Ein Busfahrer schilderte im Radio, der Lastwagen sei in eine Gruppe von Soldaten gefahren. Diese hätten auf den Fahrer geschossen, der dann gewendet habe und erneut in die Gruppe gefahren sei. Israelischen Fernsehsendern zufolge wurde der Angreifer dabei getötet. Auf den Bildern sind Einschusslöcher in der Windschutzscheibe des Lkw zu sehen. Radio Israel zufolge handelt es sich bei dem Fahrer um einen Palästinenser.

Ein Sprecher der israelischen Polizei bestätigte, dass zehn Menschen ins Krankenhaus gebracht wurden. Es habe sich klar um einen gezielten Angriff gehandelt, die Opfer seien gerade aus einem Bus gestiegen, so Micky Rosenfeld.

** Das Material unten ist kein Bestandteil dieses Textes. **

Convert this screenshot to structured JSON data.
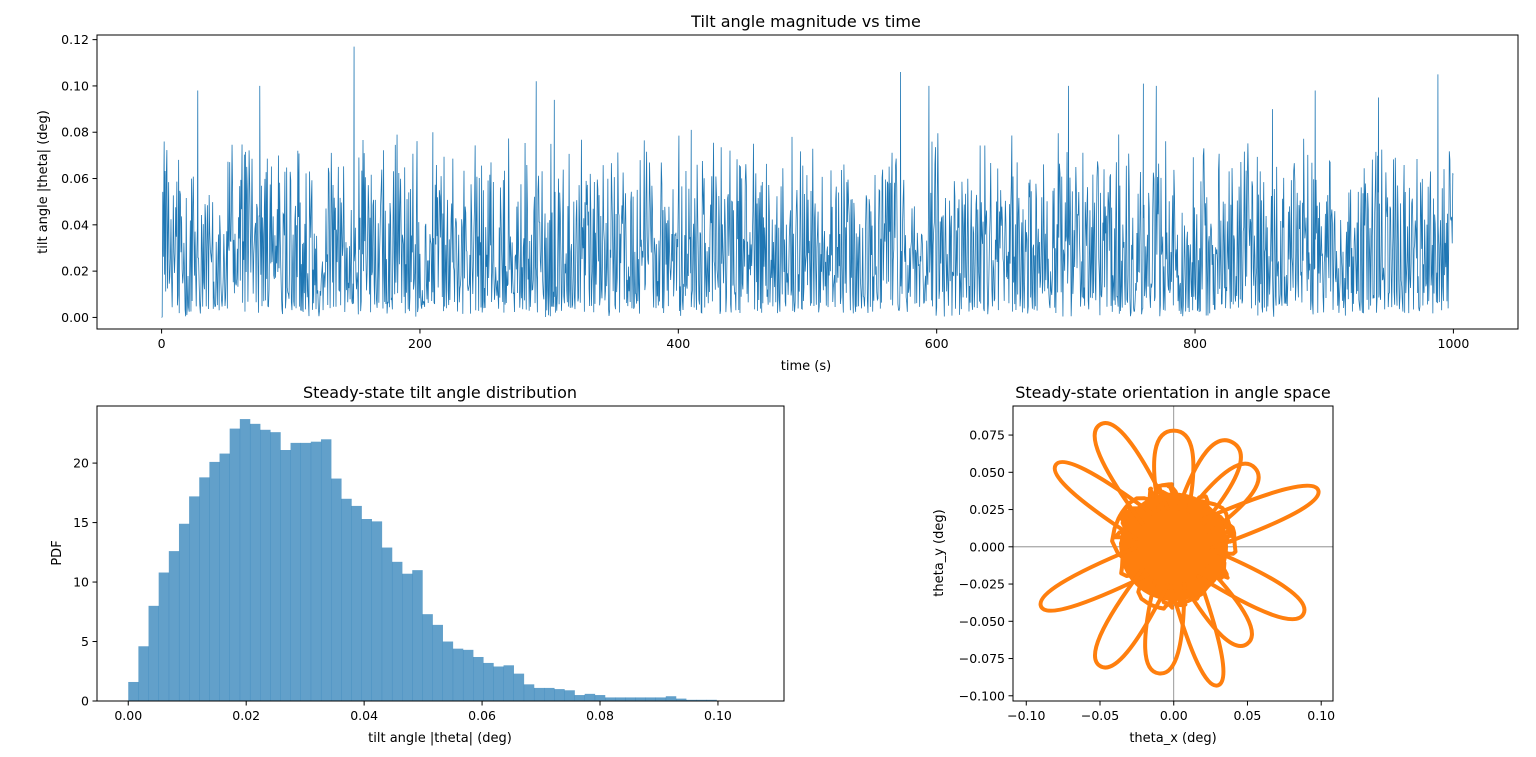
{
  "chart_data": [
    {
      "type": "line",
      "title": "Tilt angle magnitude vs time",
      "xlabel": "time (s)",
      "ylabel": "tilt angle |theta| (deg)",
      "xlim": [
        -50,
        1050
      ],
      "ylim": [
        -0.005,
        0.122
      ],
      "xticks": [
        0,
        200,
        400,
        600,
        800,
        1000
      ],
      "yticks": [
        0.0,
        0.02,
        0.04,
        0.06,
        0.08,
        0.1,
        0.12
      ],
      "xtick_labels": [
        "0",
        "200",
        "400",
        "600",
        "800",
        "1000"
      ],
      "ytick_labels": [
        "0.00",
        "0.02",
        "0.04",
        "0.06",
        "0.08",
        "0.10",
        "0.12"
      ],
      "grid": false,
      "color": "#1f77b4",
      "series": [
        {
          "x_range": [
            0,
            1000
          ],
          "num_points": 2200,
          "typical_band": [
            0.005,
            0.05
          ],
          "peaks": [
            {
              "x": 2,
              "y": 0.076
            },
            {
              "x": 28,
              "y": 0.098
            },
            {
              "x": 76,
              "y": 0.1
            },
            {
              "x": 149,
              "y": 0.117
            },
            {
              "x": 210,
              "y": 0.08
            },
            {
              "x": 290,
              "y": 0.102
            },
            {
              "x": 304,
              "y": 0.094
            },
            {
              "x": 410,
              "y": 0.081
            },
            {
              "x": 488,
              "y": 0.078
            },
            {
              "x": 572,
              "y": 0.106
            },
            {
              "x": 594,
              "y": 0.1
            },
            {
              "x": 702,
              "y": 0.1
            },
            {
              "x": 760,
              "y": 0.101
            },
            {
              "x": 770,
              "y": 0.1
            },
            {
              "x": 860,
              "y": 0.09
            },
            {
              "x": 893,
              "y": 0.098
            },
            {
              "x": 942,
              "y": 0.095
            },
            {
              "x": 988,
              "y": 0.105
            }
          ]
        }
      ]
    },
    {
      "type": "bar",
      "title": "Steady-state tilt angle distribution",
      "xlabel": "tilt angle |theta| (deg)",
      "ylabel": "PDF",
      "xlim": [
        -0.0053,
        0.1112
      ],
      "ylim": [
        0,
        24.8
      ],
      "xticks": [
        0.0,
        0.02,
        0.04,
        0.06,
        0.08,
        0.1
      ],
      "yticks": [
        0,
        5,
        10,
        15,
        20
      ],
      "xtick_labels": [
        "0.00",
        "0.02",
        "0.04",
        "0.06",
        "0.08",
        "0.10"
      ],
      "ytick_labels": [
        "0",
        "5",
        "10",
        "15",
        "20"
      ],
      "grid": false,
      "color": "#1f77b4",
      "opacity": 0.7,
      "bin_start": 0.0,
      "bin_width": 0.00172,
      "values": [
        1.6,
        4.6,
        8.0,
        10.8,
        12.6,
        14.9,
        17.2,
        18.8,
        20.1,
        20.8,
        22.9,
        23.7,
        23.3,
        22.8,
        22.6,
        21.1,
        21.7,
        21.7,
        21.8,
        22.0,
        18.7,
        17.0,
        16.4,
        15.3,
        15.1,
        12.9,
        11.7,
        10.7,
        11.0,
        7.3,
        6.4,
        5.0,
        4.4,
        4.3,
        3.7,
        3.2,
        2.9,
        3.0,
        2.3,
        1.4,
        1.1,
        1.1,
        1.0,
        0.9,
        0.5,
        0.6,
        0.5,
        0.3,
        0.3,
        0.3,
        0.3,
        0.3,
        0.3,
        0.4,
        0.2,
        0.1,
        0.1,
        0.1
      ]
    },
    {
      "type": "scatter",
      "title": "Steady-state orientation in angle space",
      "xlabel": "theta_x (deg)",
      "ylabel": "theta_y (deg)",
      "xlim": [
        -0.109,
        0.108
      ],
      "ylim": [
        -0.1035,
        0.0945
      ],
      "xticks": [
        -0.1,
        -0.05,
        0.0,
        0.05,
        0.1
      ],
      "yticks": [
        -0.1,
        -0.075,
        -0.05,
        -0.025,
        0.0,
        0.025,
        0.05,
        0.075
      ],
      "xtick_labels": [
        "−0.10",
        "−0.05",
        "0.00",
        "0.05",
        "0.10"
      ],
      "ytick_labels": [
        "−0.100",
        "−0.075",
        "−0.050",
        "−0.025",
        "0.000",
        "0.025",
        "0.050",
        "0.075"
      ],
      "grid": false,
      "reference_lines": {
        "x": 0.0,
        "y": 0.0,
        "color": "#808080"
      },
      "color": "#ff7f0e",
      "dense_core_radius": 0.04,
      "outer_loops": [
        {
          "x": -0.08,
          "y": 0.055
        },
        {
          "x": -0.05,
          "y": 0.082
        },
        {
          "x": 0.0,
          "y": 0.078
        },
        {
          "x": 0.04,
          "y": 0.07
        },
        {
          "x": 0.055,
          "y": 0.053
        },
        {
          "x": 0.098,
          "y": 0.038
        },
        {
          "x": 0.088,
          "y": -0.045
        },
        {
          "x": 0.05,
          "y": -0.065
        },
        {
          "x": 0.03,
          "y": -0.093
        },
        {
          "x": -0.01,
          "y": -0.085
        },
        {
          "x": -0.05,
          "y": -0.08
        },
        {
          "x": -0.09,
          "y": -0.04
        }
      ]
    }
  ]
}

Ministerpräsident Benjamin Netanjahu besuchte wenige Stunden nach dem Anschlag den Ort des Geschehens.

Zuletzt waren die Angriffe von palästinensischen Einzeltätern auf Israelis seltener geworden. Seit Oktober 2015 war es fast täglich dazu gekommen. Als Auslöser der Gewalt gilt neben der Enttäuschung über den seit 2014 stockenden Friedensprozess auch der Ärger über die Ausbreitung jüdischer Siedlungen sowie der Streit über den Zugang zum Jerusalemer Tempelberg.